Key research themes
1. How can multiple scattering phenomena be effectively modeled and analyzed across different media and particle configurations?
This theme focuses on methodologies to model, compute, and analyze multiple scattering processes, especially in complex media (e.g., particulate volumes or ensembles of spheres) and their applications across electromagnetic and neutron scattering. Understanding how to efficiently describe multiple scattering allows accurate prediction of scattering patterns, enables inverse problem solutions, and underpins advanced applications in material science, biomedical imaging, and metamaterials.
2. What mathematical and computational frameworks enable accurate and stable solution of nonlinear inverse scattering problems involving mutual interactions?
Inverse scattering problems aim to recover scattering object properties from measured scattered fields. Nonlinearity, stemming from multiple scattering (mutual field interaction), produces ill-posed and highly non-convex optimization landscapes. This theme covers theoretical reformulations and numerical approaches to rewrite the scattering equations to mitigate nonlinearity and improve inversion conditioning, enabling robust retrieval of scatterer electromagnetic characteristics without a priori knowledge.
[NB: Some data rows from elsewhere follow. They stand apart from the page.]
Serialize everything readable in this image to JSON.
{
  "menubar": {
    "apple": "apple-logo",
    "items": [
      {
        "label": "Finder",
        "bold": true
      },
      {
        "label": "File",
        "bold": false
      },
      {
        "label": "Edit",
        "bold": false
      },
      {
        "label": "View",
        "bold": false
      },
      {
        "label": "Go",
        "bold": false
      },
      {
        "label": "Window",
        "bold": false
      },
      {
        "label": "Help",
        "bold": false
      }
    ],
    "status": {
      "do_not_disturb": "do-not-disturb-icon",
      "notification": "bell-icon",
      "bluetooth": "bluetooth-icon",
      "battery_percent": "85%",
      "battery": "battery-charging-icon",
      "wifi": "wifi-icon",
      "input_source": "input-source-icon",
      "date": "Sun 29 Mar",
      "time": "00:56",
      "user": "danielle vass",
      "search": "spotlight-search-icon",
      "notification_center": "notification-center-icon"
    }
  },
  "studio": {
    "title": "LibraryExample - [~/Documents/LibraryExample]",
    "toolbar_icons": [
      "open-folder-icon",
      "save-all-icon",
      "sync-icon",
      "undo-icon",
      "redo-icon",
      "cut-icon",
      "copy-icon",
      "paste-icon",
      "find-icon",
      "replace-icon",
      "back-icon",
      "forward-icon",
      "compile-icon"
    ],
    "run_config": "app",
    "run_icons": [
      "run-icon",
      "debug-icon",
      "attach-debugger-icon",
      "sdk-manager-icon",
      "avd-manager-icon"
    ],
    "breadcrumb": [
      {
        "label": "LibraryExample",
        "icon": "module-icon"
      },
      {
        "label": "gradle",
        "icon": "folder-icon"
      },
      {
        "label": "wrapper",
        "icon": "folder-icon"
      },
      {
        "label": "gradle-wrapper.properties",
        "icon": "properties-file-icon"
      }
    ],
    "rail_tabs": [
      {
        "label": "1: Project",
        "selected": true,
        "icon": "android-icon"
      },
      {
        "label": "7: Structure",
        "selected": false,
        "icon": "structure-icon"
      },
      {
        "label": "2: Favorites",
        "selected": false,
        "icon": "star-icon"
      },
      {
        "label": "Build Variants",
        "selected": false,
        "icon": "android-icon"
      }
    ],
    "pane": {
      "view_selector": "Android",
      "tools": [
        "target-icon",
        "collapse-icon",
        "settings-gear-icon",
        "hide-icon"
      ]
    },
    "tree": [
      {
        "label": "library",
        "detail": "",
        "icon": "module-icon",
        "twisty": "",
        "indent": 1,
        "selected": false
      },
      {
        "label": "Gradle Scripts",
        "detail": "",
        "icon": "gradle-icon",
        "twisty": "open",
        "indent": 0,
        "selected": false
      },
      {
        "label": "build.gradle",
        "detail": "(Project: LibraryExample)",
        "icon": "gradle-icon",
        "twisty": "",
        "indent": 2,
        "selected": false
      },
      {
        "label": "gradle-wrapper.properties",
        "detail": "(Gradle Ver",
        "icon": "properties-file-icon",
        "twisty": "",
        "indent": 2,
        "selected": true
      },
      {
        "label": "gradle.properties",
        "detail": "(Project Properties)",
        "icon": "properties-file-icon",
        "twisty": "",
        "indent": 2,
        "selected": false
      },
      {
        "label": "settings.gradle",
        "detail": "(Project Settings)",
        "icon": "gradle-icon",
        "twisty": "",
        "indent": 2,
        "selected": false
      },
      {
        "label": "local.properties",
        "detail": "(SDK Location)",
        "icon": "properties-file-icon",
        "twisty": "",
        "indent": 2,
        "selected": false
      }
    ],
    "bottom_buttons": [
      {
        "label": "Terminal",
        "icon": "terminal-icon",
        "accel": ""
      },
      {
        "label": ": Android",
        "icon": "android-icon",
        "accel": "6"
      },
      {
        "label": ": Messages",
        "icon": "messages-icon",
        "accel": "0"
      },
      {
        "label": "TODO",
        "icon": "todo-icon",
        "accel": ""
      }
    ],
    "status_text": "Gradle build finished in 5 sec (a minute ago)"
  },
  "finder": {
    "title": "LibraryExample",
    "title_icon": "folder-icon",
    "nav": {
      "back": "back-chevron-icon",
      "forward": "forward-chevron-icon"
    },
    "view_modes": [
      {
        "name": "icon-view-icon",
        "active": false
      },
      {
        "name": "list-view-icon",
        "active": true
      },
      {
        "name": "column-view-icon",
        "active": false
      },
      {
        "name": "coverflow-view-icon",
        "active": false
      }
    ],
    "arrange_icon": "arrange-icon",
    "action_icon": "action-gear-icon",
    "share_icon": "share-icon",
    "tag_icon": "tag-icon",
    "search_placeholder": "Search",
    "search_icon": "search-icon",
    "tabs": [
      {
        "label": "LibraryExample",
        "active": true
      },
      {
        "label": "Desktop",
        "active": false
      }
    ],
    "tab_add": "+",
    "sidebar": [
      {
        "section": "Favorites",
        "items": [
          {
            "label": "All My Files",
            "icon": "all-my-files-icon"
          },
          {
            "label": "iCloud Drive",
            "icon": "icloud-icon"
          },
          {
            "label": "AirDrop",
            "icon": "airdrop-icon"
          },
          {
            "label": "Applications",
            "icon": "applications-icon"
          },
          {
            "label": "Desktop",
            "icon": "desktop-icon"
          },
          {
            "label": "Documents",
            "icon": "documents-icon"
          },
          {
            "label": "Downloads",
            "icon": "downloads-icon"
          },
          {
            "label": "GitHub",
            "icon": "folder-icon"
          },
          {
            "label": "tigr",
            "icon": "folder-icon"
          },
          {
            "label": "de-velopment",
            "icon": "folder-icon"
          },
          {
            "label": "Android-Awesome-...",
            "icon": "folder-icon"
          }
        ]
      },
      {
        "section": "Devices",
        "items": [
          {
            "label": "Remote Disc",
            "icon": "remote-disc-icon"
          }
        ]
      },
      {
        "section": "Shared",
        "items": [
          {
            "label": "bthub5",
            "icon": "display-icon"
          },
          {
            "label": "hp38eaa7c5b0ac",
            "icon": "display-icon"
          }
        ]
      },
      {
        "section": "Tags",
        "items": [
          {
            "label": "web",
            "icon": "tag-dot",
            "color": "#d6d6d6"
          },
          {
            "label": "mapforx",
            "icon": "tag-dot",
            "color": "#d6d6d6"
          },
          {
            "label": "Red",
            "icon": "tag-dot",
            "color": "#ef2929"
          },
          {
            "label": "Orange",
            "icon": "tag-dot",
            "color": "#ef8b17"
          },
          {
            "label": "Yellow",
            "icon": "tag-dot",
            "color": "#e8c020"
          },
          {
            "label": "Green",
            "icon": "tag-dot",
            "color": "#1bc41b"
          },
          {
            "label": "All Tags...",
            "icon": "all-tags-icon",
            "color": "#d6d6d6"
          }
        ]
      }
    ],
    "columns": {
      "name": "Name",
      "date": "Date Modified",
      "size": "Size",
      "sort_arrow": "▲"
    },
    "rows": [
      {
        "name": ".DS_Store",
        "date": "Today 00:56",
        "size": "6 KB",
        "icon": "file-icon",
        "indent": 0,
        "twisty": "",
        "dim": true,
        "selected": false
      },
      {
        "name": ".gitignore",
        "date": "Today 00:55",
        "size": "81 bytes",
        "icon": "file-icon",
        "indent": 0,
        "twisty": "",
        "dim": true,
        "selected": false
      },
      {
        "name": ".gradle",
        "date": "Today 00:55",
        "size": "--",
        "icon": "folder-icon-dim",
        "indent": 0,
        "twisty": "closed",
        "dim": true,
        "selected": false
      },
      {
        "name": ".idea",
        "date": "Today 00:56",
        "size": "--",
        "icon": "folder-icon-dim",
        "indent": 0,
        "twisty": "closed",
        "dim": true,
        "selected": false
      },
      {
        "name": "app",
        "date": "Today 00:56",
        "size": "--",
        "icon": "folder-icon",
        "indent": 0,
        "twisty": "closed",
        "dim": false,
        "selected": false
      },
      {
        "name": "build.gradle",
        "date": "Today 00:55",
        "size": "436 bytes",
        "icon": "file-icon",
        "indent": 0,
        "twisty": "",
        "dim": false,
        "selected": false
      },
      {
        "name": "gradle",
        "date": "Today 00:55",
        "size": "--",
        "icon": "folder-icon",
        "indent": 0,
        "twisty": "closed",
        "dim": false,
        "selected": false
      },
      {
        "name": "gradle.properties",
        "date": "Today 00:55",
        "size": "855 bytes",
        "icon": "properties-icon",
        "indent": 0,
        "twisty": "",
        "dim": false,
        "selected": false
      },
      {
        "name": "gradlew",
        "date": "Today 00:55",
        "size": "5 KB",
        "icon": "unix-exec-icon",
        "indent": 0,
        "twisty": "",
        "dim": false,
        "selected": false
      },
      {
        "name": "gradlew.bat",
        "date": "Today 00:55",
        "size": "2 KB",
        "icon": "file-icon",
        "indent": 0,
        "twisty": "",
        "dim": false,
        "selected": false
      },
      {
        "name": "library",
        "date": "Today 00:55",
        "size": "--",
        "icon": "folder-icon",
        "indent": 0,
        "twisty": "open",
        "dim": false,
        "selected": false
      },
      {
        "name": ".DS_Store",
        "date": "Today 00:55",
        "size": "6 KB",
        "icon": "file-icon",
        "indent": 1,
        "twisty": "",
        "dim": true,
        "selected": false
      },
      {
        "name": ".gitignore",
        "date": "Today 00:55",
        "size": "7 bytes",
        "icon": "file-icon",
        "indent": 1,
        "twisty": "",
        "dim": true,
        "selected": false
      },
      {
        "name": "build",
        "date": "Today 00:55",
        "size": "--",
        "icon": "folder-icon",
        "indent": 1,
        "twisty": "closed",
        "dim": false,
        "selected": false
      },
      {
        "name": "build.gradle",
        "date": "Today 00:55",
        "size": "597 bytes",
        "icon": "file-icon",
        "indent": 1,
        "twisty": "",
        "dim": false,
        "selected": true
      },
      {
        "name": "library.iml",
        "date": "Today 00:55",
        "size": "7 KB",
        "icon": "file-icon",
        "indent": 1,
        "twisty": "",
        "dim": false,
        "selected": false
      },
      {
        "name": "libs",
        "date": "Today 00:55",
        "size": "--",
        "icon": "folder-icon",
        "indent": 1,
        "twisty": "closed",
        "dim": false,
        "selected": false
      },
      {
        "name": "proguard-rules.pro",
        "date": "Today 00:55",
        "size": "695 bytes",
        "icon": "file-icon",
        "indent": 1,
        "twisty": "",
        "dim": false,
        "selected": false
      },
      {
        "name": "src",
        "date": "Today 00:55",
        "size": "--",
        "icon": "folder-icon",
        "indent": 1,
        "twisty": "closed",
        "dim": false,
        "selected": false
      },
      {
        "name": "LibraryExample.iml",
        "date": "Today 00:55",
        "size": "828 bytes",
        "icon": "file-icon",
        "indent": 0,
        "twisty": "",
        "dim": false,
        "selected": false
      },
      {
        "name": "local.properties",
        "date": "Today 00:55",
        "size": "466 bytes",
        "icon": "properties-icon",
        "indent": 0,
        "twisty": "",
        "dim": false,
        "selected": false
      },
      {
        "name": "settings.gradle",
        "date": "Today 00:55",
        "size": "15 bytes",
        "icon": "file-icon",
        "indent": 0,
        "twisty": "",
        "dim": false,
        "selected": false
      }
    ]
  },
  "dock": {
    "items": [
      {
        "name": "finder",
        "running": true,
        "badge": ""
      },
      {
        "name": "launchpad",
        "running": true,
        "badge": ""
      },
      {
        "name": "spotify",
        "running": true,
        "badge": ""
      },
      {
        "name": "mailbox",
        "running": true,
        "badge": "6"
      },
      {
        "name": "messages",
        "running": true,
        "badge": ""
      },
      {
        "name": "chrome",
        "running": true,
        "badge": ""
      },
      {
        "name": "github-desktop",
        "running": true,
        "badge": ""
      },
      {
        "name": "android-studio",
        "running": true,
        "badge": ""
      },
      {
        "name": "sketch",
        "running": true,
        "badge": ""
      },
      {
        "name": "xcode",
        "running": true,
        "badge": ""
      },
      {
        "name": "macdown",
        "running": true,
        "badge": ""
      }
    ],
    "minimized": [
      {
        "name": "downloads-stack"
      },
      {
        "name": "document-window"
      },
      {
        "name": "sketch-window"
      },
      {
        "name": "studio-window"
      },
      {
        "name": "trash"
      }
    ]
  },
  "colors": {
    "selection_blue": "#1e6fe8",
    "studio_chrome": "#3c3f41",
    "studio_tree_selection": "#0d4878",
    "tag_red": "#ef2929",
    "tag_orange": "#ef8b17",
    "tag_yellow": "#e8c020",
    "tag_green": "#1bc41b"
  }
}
3. How can multipole expansions be extended and applied to characterize electromagnetic scattering by complex magnetic particles and anisotropic materials?
Multipole decompositions provide fundamental physical insight into scattering phenomena but traditionally emphasize non-magnetic materials with scalar permittivity. This theme focuses on extending the multipole framework to account for tensor-valued permittivity and permeability characteristic of magnetic and anisotropic particles, enabling the calculation of electric and magnetic multipoles including induced magnetization contributions. Such extensions are essential for modeling metamaterials, magneto-optical effects like Faraday rotation, and actively tunable devices.